Hubungan Kadar Serum KL-6 dan Keparahan COVID-19

Share on facebook
Share on google
Share on twitter
Share on linkedin
Ilustrasi oleh El correo de Andalucía

Penyakit coronavirus 2019 (COVID-19) disebabkan oleh virus corona terbaru severe acute respiratory syndrome coronavirus 2 (SARS-CoV-2). COVID-19 pertama kali ditemukan di Wuhan, China pada akhir Desember 2019, tiga bulan kemudian virus tersebut menyebar ke 200 negara di dunia sehingga Organisasi Kesehatan Dunia (WHO) menyatakannya sebagai pandemi global. Pada September 2020, insiden COVID-19 di seluruh dunia mencapai 31 juta kasus. Benua Amerika merupakan negara dengan kasus terbanyak di dunia, diikuti oleh Asia Tenggara, Eropa, Mediterania Tengah, dan Afrika. Indonesia mencatat 271.000 kasus COVID-19 dengan 10.000 kasus kematian, yang merupakan jumlah tertinggi di Asia Tenggara. Jawa Timur merupakan provinsi kedua dengan jumlah kasus terbanyak setelah DKI Jakarta yaitu mencapai 42.000 dengan angka kematian 3000 orang. SARS-CoV-2 menunjukkan manifestasi ringan-sedang dan dapat berkembang menjadi kasus yang serius seperti pneumonia berat hingga Acute Respiratory Distress Syndrome (ARDS) yang menjadi penyebab utama kematian pada COVID-19.

Patogenesis SARS-CoV-2

SARS-CoV2 menginfeksi melalui ikatan antara protein S dan reseptor angiotensin-converting enzyme 2 (ACE2) sel inang. Saluran pernapasan bagian atas adalah tempat infeksi pertama, tetapi target utama virus adalah sel alveolar tipe II (AT2). SARS-CoV-2 dapat menghindari atau menghambat sistem imun bawaan sehingga dapat dengan mudah mencapai saluran pernapasan bawah dan melepaskan sitokin pro-inflamasi (IL-1β, IL-6, TNF-α). Pelepasan sitokin pro-inflamasi menyebabkan kerusakan sel AT2. Kerusakan parah pada sel AT2 menyebabkan badai sitokin dan menghasilkan ARDS yang ditandai dengan kerusakan alveolar difus (Diffuse Alveolar Damage (DAD)), hiperplasia pneumosit, dan trombosis mikrovaskular. Studi biomarker membantu memahami mekanisme yang mendasari dan patofisiologi kerusakan paru-paru dan dengan demikian meningkatkan strategi dan evaluasi terapeutik. Salah satu biomarker spesifik kerusakan sel alveolus paru yang saat ini sedang dikembangkan untuk penelitian adalah Krebs von den Lungen-6 (KL-6).

Krebs von den Lungen-6 (KL-6)

KL-6 merupakan glikoprotein musin yang juga disebut sebagai MUC1. MUC1 adalah glikoprotein tunggal yang terdiri dari sitoplasma, transmembran, dan domain ekstraseluler.
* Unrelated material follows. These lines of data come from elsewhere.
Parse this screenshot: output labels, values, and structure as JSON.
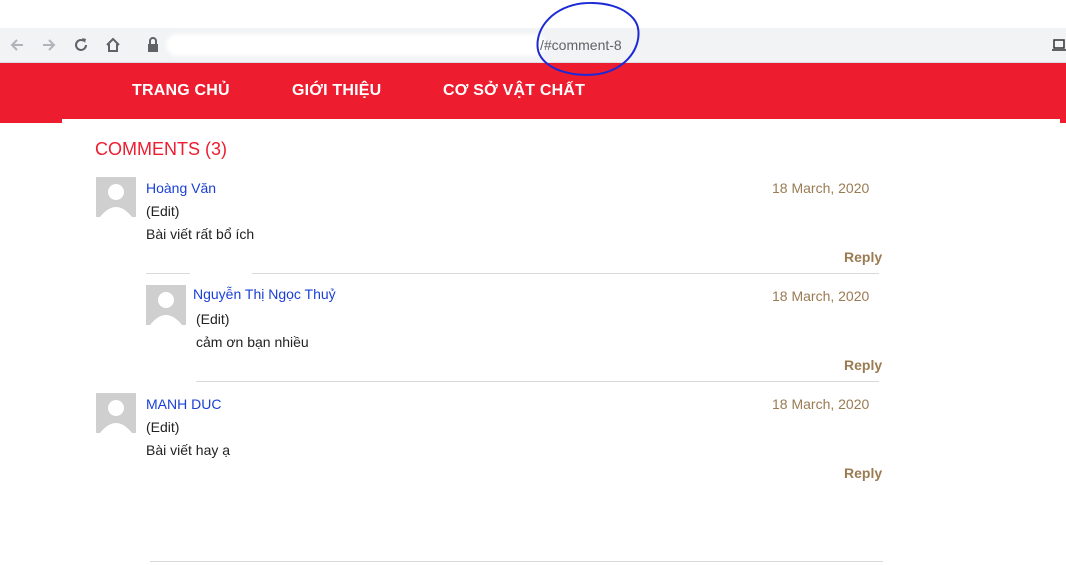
{
  "browser": {
    "url_visible": "/#comment-8"
  },
  "site_nav": {
    "items": [
      "TRANG CHỦ",
      "GIỚI THIỆU",
      "CƠ SỞ VẬT CHẤT"
    ]
  },
  "comments_section": {
    "title": "COMMENTS (3)",
    "comments": [
      {
        "author": "Hoàng Văn",
        "edit_label": "(Edit)",
        "date": "18 March, 2020",
        "text": "Bài viết rất bổ ích",
        "reply_label": "Reply"
      },
      {
        "author": "Nguyễn Thị Ngọc Thuỷ",
        "edit_label": "(Edit)",
        "date": "18 March, 2020",
        "text": "cảm ơn bạn nhiều",
        "reply_label": "Reply"
      },
      {
        "author": "MANH DUC",
        "edit_label": "(Edit)",
        "date": "18 March, 2020",
        "text": "Bài viết hay ạ",
        "reply_label": "Reply"
      }
    ]
  },
  "colors": {
    "nav_bg": "#ee1c2f",
    "title": "#ee1c2f",
    "author": "#1a3fd6",
    "date_reply": "#9a7b52",
    "annotation": "#1c2ad6"
  }
}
MUC1 memiliki berat molekul yang tinggi dengan ukuran besar 200-500 nm. KL-6 diproduksi pada permukaan sel epitel AT2. KL-6 juga diproduksi pada sel epitel bronkus, sel basal, dan bronkiolus terminal dalam jumlah yang lebih rendah daripada AT2. KL-6 meningkat pada sel AT2 yang cedera. Produksi KL-6 dapat meningkat dan menurun melalui aktivitas TNF-α converting enzyme (TACE). Ekspresi protein KL-6 berkorelasi dengan perubahan permeabilitas kapiler alveolar, menunjukkan hubungan antara peningkatan KL-6 dan disfungsi epitel penghalang pada ARDS. KL-6 menunjukkan adanya korelasi antara bronchoalveolar lavage (BAL) dan serum sehingga KL-6 yang diproduksi di paru-paru akan terlihat dalam aliran darah.

Metode dan Hasil

Studi ini menggunakan desain studi analisis observasional (observational analytic) dengan desain prospektif yang menggunakan sampling berurutan (consecutive). Studi dilakukan pada 75 pasien COVID-19 yang dirawat. Subjek dibagi menjadi dua kelompok besar berdasarkan derajat keparahannya, yaitu kelompok keparahan berat sebanyak 57 subjek dan kelompok dengan keparahan tidak berat sebanyak 18 subjek. Kadar serum KL-6 diukur pada hari ke-0 dan hari ke-6. Data kemudian dianalisis menggunakan paired T-test dan independent T-test untuk data yang berdistribusi normal, dan Wilcoxon test dan Mann Whitney test untuk data yang berdistribusi tidak normal.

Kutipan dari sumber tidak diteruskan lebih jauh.